Horses are back in the news—and it’s not good news.
A federal appeals court this week temporarily halted plans by two U.S. companies to begin packing plant operations at facilities re-designed for processing horses.
The 10th U.S. Circuit Court of Appeals in Denver issued a temporary injunction barring USDA from providing inspection for horse plants in New Mexico and Missouri, which were days away from opening.
The ruling comes just days after U.S. District Judge Christina Armijo in Albuquerque, N.M., dismissed a lawsuit by the Humane Society of the United States and other animal rights activist groups alleging that USDA failed to conduct proper environmental studies when it issued permits to Valley Meat Co. in Roswell, N.M., and Rains Natural Meats in Gallatin, Mo., to slaughter horses for human consumption.
HSUS lawyers filed an immediate appeal and received an emergency injunction from the Appellate Court halting the plants’ anticipated opening.
HSUS officials were quick to claim victory.
“Horse slaughter is a predatory, inhumane business, and we are pleased to win another round in the courts to block killing of these animals on American soil for export to Italy and Japan,” Wayne Pacelle, HSUS president and CEO, said in a statement. “Meanwhile, we are redoubling our efforts in Congress to secure a permanent ban on the slaughter of our horses throughout North America.”
Blair Dunn, who represents Valley Meat Co. and Rains Natural Meats, noted that the order was temporary.
“We know the 10th Circuit will follow the law and allow my clients to proceed as soon as our side is considered,” Dunn told the Associated Press. “The plaintiffs have misstated the law, the facts and the science.
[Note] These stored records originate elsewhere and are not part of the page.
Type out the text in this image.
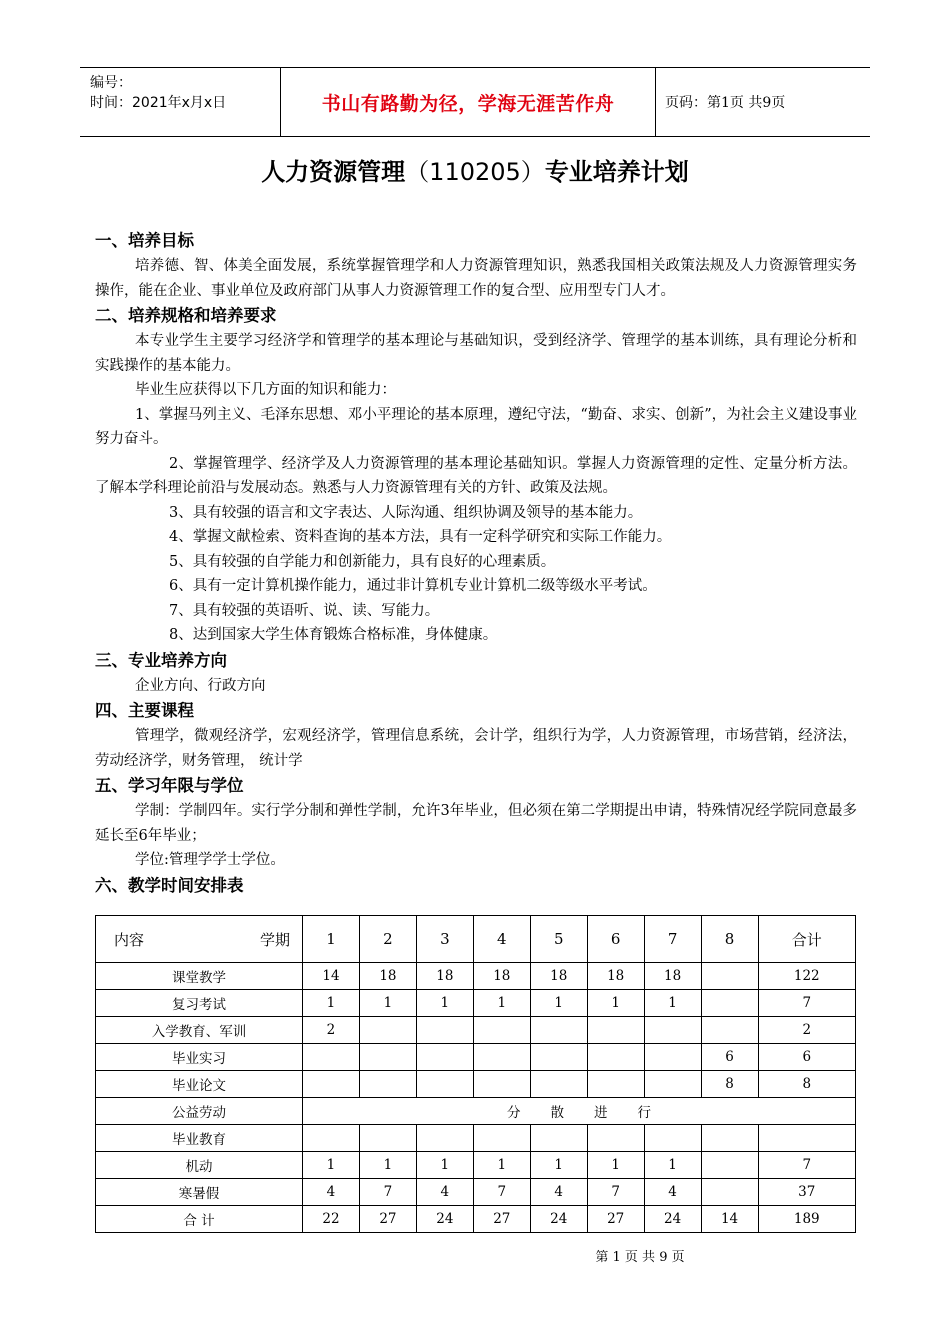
编号：
时间：2021年x月x日	书山有路勤为径，学海无涯苦作舟	页码：第1页 共9页
人力资源管理（110205）专业培养计划
一、培养目标

培养德、智、体美全面发展，系统掌握管理学和人力资源管理知识，熟悉我国相关政策法规及人力资源管理实务操作，能在企业、事业单位及政府部门从事人力资源管理工作的复合型、应用型专门人才。

二、培养规格和培养要求

本专业学生主要学习经济学和管理学的基本理论与基础知识，受到经济学、管理学的基本训练，具有理论分析和实践操作的基本能力。

毕业生应获得以下几方面的知识和能力：

1、掌握马列主义、毛泽东思想、邓小平理论的基本原理，遵纪守法，“勤奋、求实、创新”，为社会主义建设事业努力奋斗。

2、掌握管理学、经济学及人力资源管理的基本理论基础知识。掌握人力资源管理的定性、定量分析方法。了解本学科理论前沿与发展动态。熟悉与人力资源管理有关的方针、政策及法规。

3、具有较强的语言和文字表达、人际沟通、组织协调及领导的基本能力。

4、掌握文献检索、资料查询的基本方法，具有一定科学研究和实际工作能力。

5、具有较强的自学能力和创新能力，具有良好的心理素质。

6、具有一定计算机操作能力，通过非计算机专业计算机二级等级水平考试。

7、具有较强的英语听、说、读、写能力。

8、达到国家大学生体育锻炼合格标准，身体健康。

三、专业培养方向

企业方向、行政方向

四、主要课程

管理学，微观经济学，宏观经济学，管理信息系统，会计学，组织行为学，人力资源管理，市场营销，经济法，劳动经济学，财务管理， 统计学

五、学习年限与学位

学制：学制四年。实行学分制和弹性学制，允许3年毕业，但必须在第二学期提出申请，特殊情况经学院同意最多延长至6年毕业；

学位:管理学学士学位。

六、教学时间安排表
内容 学期	1	2	3	4	5	6	7	8	合计
课堂教学	14	18	18	18	18	18	18		122
复习考试	1	1	1	1	1	1	1		7
入学教育、军训	2								2
毕业实习								6	6
毕业论文								8	8
公益劳动	分散进行								
毕业教育									
机动	1	1	1	1	1	1	1		7
寒暑假	4	7	4	7	4	7	4		37
合 计	22	27	24	27	24	27	24	14	189
第 1 页 共 9 页
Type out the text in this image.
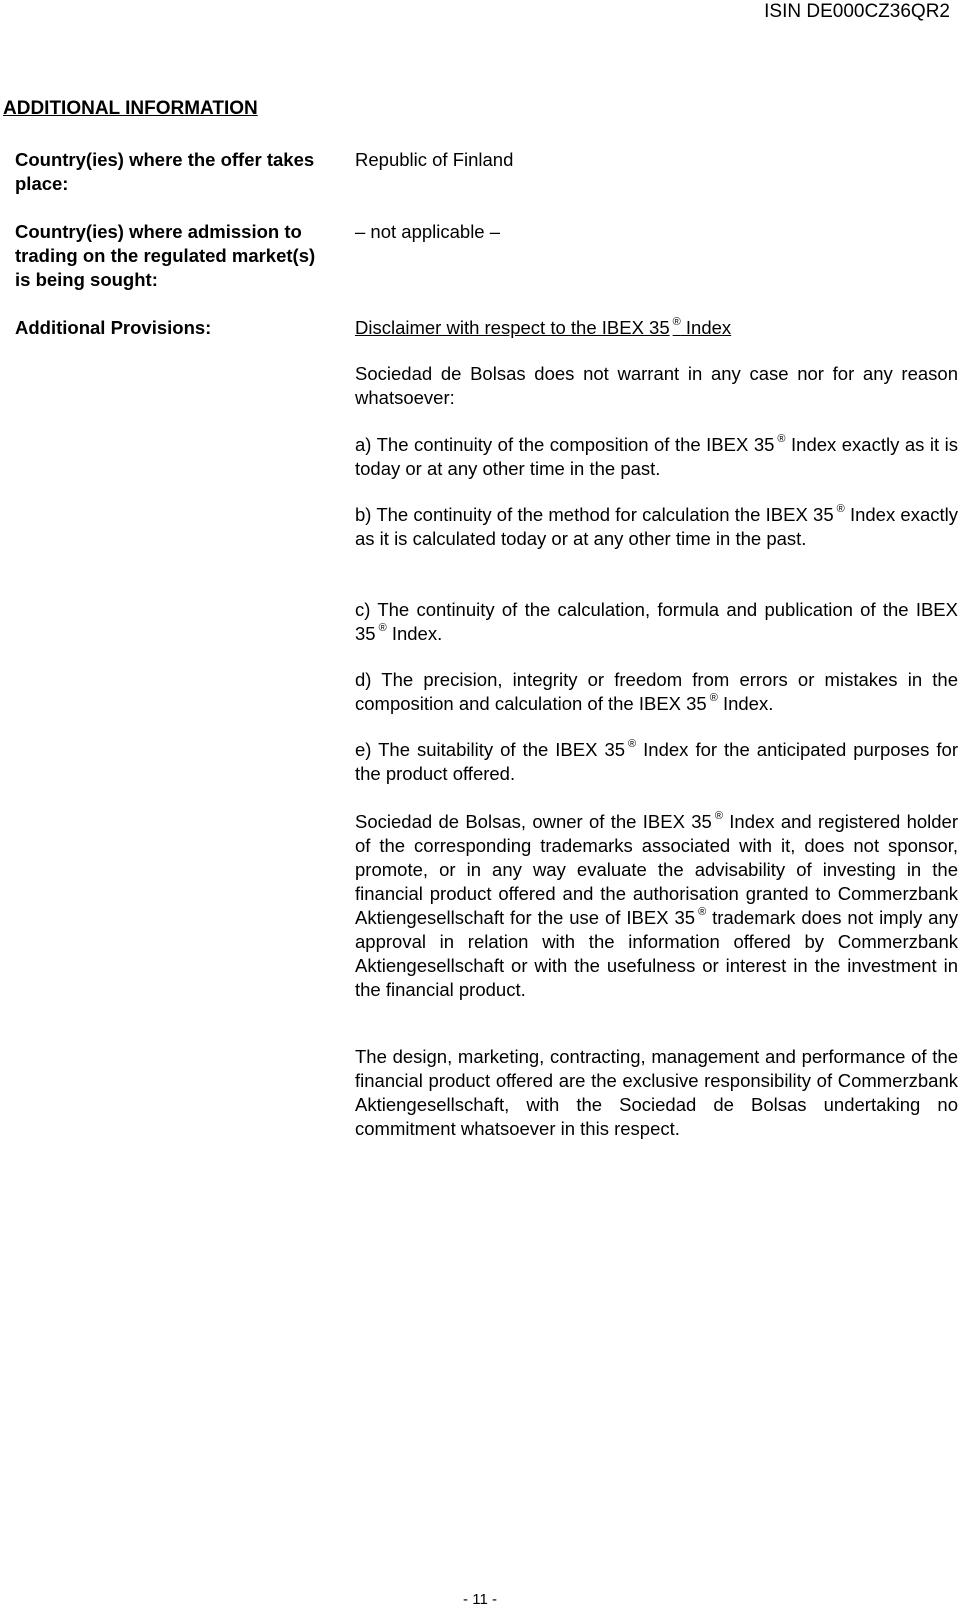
ISIN DE000CZ36QR2
ADDITIONAL INFORMATION
Country(ies) where the offer takes place:
Republic of Finland
Country(ies) where admission to trading on the regulated market(s) is being sought:
– not applicable –
Additional Provisions:	Disclaimer with respect to the IBEX 35 ® Index

Sociedad de Bolsas does not warrant in any case nor for any reason whatsoever:

a) The continuity of the composition of the IBEX 35 ® Index exactly as it is today or at any other time in the past.

b) The continuity of the method for calculation the IBEX 35 ® Index exactly as it is calculated today or at any other time in the past.

c) The continuity of the calculation, formula and publication of the IBEX 35 ® Index.

d) The precision, integrity or freedom from errors or mistakes in the composition and calculation of the IBEX 35 ® Index.

e) The suitability of the IBEX 35 ® Index for the anticipated purposes for the product offered.

Sociedad de Bolsas, owner of the IBEX 35 ® Index and registered holder of the corresponding trademarks associated with it, does not sponsor, promote, or in any way evaluate the advisability of investing in the financial product offered and the authorisation granted to Commerzbank Aktiengesellschaft for the use of IBEX 35 ® trademark does not imply any approval in relation with the information offered by Commerzbank Aktiengesellschaft or with the usefulness or interest in the investment in the financial product.

The design, marketing, contracting, management and performance of the financial product offered are the exclusive responsibility of Commerzbank Aktiengesellschaft, with the Sociedad de Bolsas undertaking no commitment whatsoever in this respect.

- 11 -
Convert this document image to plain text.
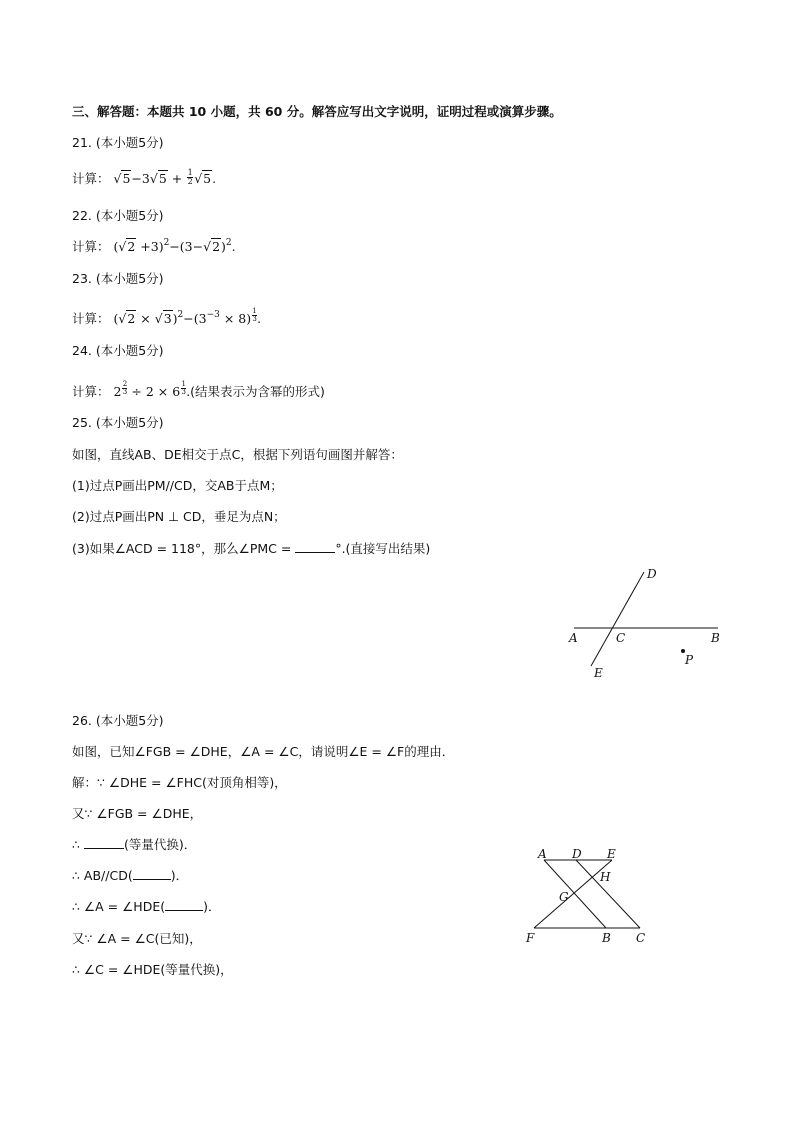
三、解答题：本题共 10 小题，共 60 分。解答应写出文字说明，证明过程或演算步骤。
21. (本小题5分)
计算： $√5-3√5 + \frac{1}{2} √5$.
22. (本小题5分)
计算： $(√2 +3)^2-(3-√2)^2$.
23. (本小题5分)
计算： $(√2 \times √3)^2-(3^{-3} \times 8) \frac{1}{3}$ .
24. (本小题5分)
计算： $2 \frac{2}{3} \div 2 \times 6 \frac{1}{3}$ .(结果表示为含幂的形式)
25. (本小题5分)
如图，直线AB、DE相交于点C，根据下列语句画图并解答：
(1)过点P画出PM//CD，交AB于点M；
(2)过点P画出PN ⊥ CD，垂足为点N；
(3)如果∠ACD = 118°，那么∠PMC =	°.(直接写出结果)
A	C	B
D
E
P
26. (本小题5分)
如图，已知∠FGB = ∠DHE，∠A = ∠C，请说明∠E = ∠F的理由．
解：∵ ∠DHE = ∠FHC(对顶角相等)，
又∵ ∠FGB = ∠DHE，
∴	(等量代换)．
∴ AB//CD(	)．
∴ ∠A = ∠HDE(	)．
又∵ ∠A = ∠C(已知)，
∴ ∠C = ∠HDE(等量代换)，
A D E
H
G
F	B C
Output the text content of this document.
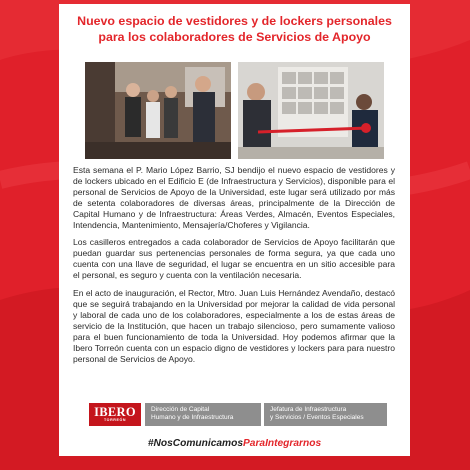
Nuevo espacio de vestidores y de lockers personales
para los colaboradores de Servicios de Apoyo

Esta semana el P. Mario López Barrio, SJ bendijo el nuevo espacio de vestidores y de lockers ubicado en el Edificio E (de Infraestructura y Servicios), disponible para el personal de Servicios de Apoyo de la Universidad, este lugar será utilizado por más de setenta colaboradores de diversas áreas, principalmente de la Dirección de Capital Humano y de Infraestructura: Áreas Verdes, Almacén, Eventos Especiales, Intendencia, Mantenimiento, Mensajería/Choferes y Vigilancia.

Los casilleros entregados a cada colaborador de Servicios de Apoyo facilitarán que puedan guardar sus pertenencias personales de forma segura, ya que cada uno cuenta con una llave de seguridad, el lugar se encuentra en un sitio accesible para el personal, es seguro y cuenta con la ventilación necesaria.

En el acto de inauguración, el Rector, Mtro. Juan Luis Hernández Avendaño, destacó que se seguirá trabajando en la Universidad por mejorar la calidad de vida personal y laboral de cada uno de los colaboradores, especialmente a los de estas áreas de servicio de la Institución, que hacen un trabajo silencioso, pero sumamente valioso para el buen funcionamiento de toda la Universidad. Hoy podemos afirmar que la Ibero Torreón cuenta con un espacio digno de vestidores y lockers para para nuestro personal de Servicios de Apoyo.

IBERO
TORREÓN
Dirección de Capital
Humano y de Infraestructura
Jefatura de Infraestructura
y Servicios / Eventos Especiales
#NosComunicamosParaIntegrarnos
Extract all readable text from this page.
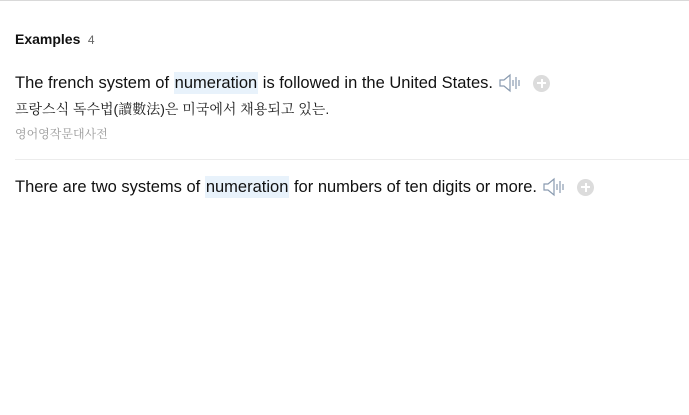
Examples 4
The french system of numeration is followed in the United States.
프랑스식 독수법(讀數法)은 미국에서 채용되고 있는.
영어영작문대사전
There are two systems of numeration for numbers of ten digits or more.
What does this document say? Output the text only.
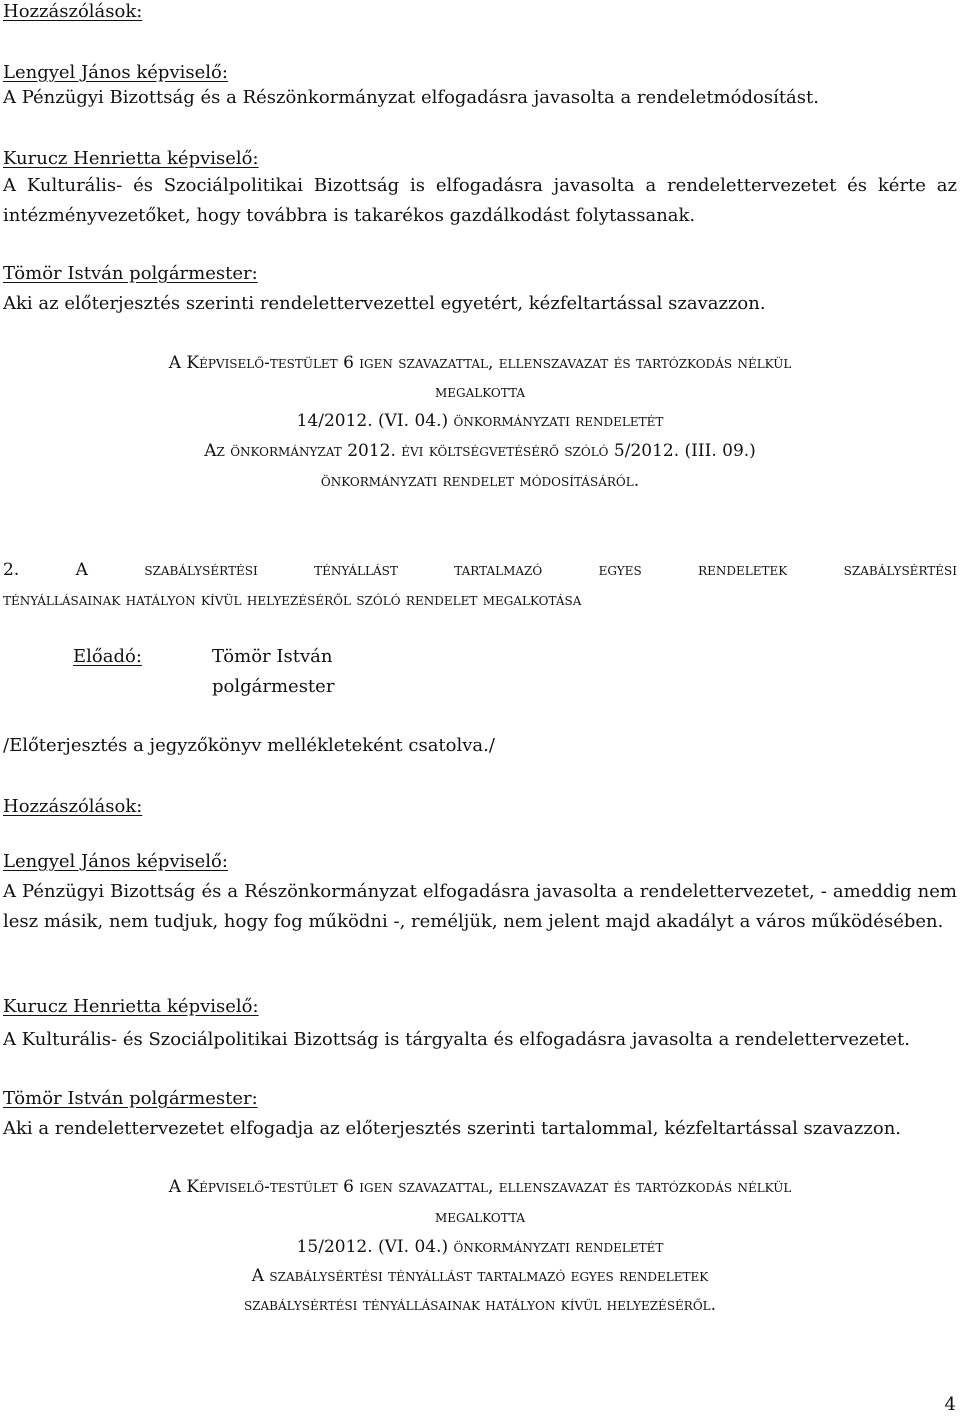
Hozzászólások:
Lengyel János képviselő:
A Pénzügyi Bizottság és a Részönkormányzat elfogadásra javasolta a rendeletmódosítást.
Kurucz Henrietta képviselő:
A Kulturális- és Szociálpolitikai Bizottság is elfogadásra javasolta a rendelettervezetet és kérte az intézményvezetőket, hogy továbbra is takarékos gazdálkodást folytassanak.
Tömör István polgármester:
Aki az előterjesztés szerinti rendelettervezettel egyetért, kézfeltartással szavazzon.
A Képviselő-testület 6 igen szavazattal, ellenszavazat és tartózkodás nélkül
megalkotta
14/2012. (VI. 04.) önkormányzati rendeletét
Az önkormányzat 2012. évi költségvetésérő szóló 5/2012. (III. 09.)
önkormányzati rendelet módosításáról.
2. A szabálysértési tényállást tartalmazó egyes rendeletek szabálysértési
tényállásainak hatályon kívül helyezéséről szóló rendelet megalkotása
Előadó:	Tömör István
polgármester
/Előterjesztés a jegyzőkönyv mellékleteként csatolva./
Hozzászólások:
Lengyel János képviselő:
A Pénzügyi Bizottság és a Részönkormányzat elfogadásra javasolta a rendelettervezetet, - ameddig nem lesz másik, nem tudjuk, hogy fog működni -, reméljük, nem jelent majd akadályt a város működésében.
Kurucz Henrietta képviselő:
A Kulturális- és Szociálpolitikai Bizottság is tárgyalta és elfogadásra javasolta a rendelettervezetet.
Tömör István polgármester:
Aki a rendelettervezetet elfogadja az előterjesztés szerinti tartalommal, kézfeltartással szavazzon.
A Képviselő-testület 6 igen szavazattal, ellenszavazat és tartózkodás nélkül
megalkotta
15/2012. (VI. 04.) önkormányzati rendeletét
A szabálysértési tényállást tartalmazó egyes rendeletek
szabálysértési tényállásainak hatályon kívül helyezéséről.
4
We look forward to a quick decision when the facts are considered and the District Court’s careful decision is reviewed.”
Valley Meat Co. owner Rick De Los Santos has spent two years trying to secure approval to re-open his packing plant, a former cattle plant that was converted to handle horses. In 2006, Congress banned funding for federal inspection of horse plants, effectively banning horse slaughter. Funding was restored in a 2011 vote, but USDA did not approve permits for any horse plants until this summer.
Tough argument to make
This is a difficult dilemma for industry. On one hand, the two meat companies should be permitted to begin operations. They’ve complied with the regulations. Congress has lifted its de facto ban on harvesting horses. And there are compelling reasons beyond mere economics why horses are ultimately better off if their owners have options other than shipping them thousands of miles to slaughter in Mexico or Canada, or simply “disposing” of them, as reliable reports have documented is happening by the thousands.
Yet a significant majority of Americans believe that horse slaughter represents cruel and unusual punishment. They view horses as pets, or companion animals, and accord them levels of loyalty, intelligence and personality far greater than other large, grass-guzzling mammals.
Hollywood doesn’t make movies starring cows who win races, earn millions for their owners and become iconic sports legends.
More importantly, reasonable, thoughtful people have articulated arguments against horse slaughter that don’t echo the “horses are just too beautiful to kill” mantra activists always trot out. As one letter writer to the Dallas Morning News phrased it, “Slaughter is not the solution to . . . horses that are being starved and abandoned. This problem will only continue until we create laws to restrict overbreeding, protect horses from abuse and neglect and require responsible ownership.”
Arguably, it would a terrific solution to a whole lot of problems if society could command compliance with rules governing standards of animal ownership, with all that entails.
But if legislation (or law enforcement) were capable of effectively changing people’s behavior in regard to animals, then I’d argue we ought to get started on that mission—not with horse slaughter, but with child abuse. How about “creating laws to restrict breeding, protect children from abuse and neglect and require responsible parenting?”
Sounds ridiculous in that context, doesn’t it?
Truth is, laws don’t solve the problem of neglect and irresponsibility, whether we’re talking about horses or humans. Humane horse slaughter is, in fact, a better way to ensure that horses don’t die because their owners can afford to keep them, or that they don’t suffer the trauma of long-distance transport, only to be slaughtered under suspect conditions of which nobody approves.
And yes, there is economic value is selling hides and meat, which is the essential incentive for every other “responsible” initiative that activists demand. No matter how holier-than-thou they pretend to be, HSUS—like every other activist group—goes after causes that can trigger meaningful fund-raising.
Without a revenue stream, they can’t stay in business, any more than a for-profit company could, but that reality doesn’t sway public opinion.
In the end, we have to ask: Can horse slaughter ever be positioned as something positive in the minds of American consumers?
The answer to that question carries more import than any court ruling ever will.
The opinions expressed in this commentary are solely those of Dan Murphy, a veteran food-industry journalist and commentator.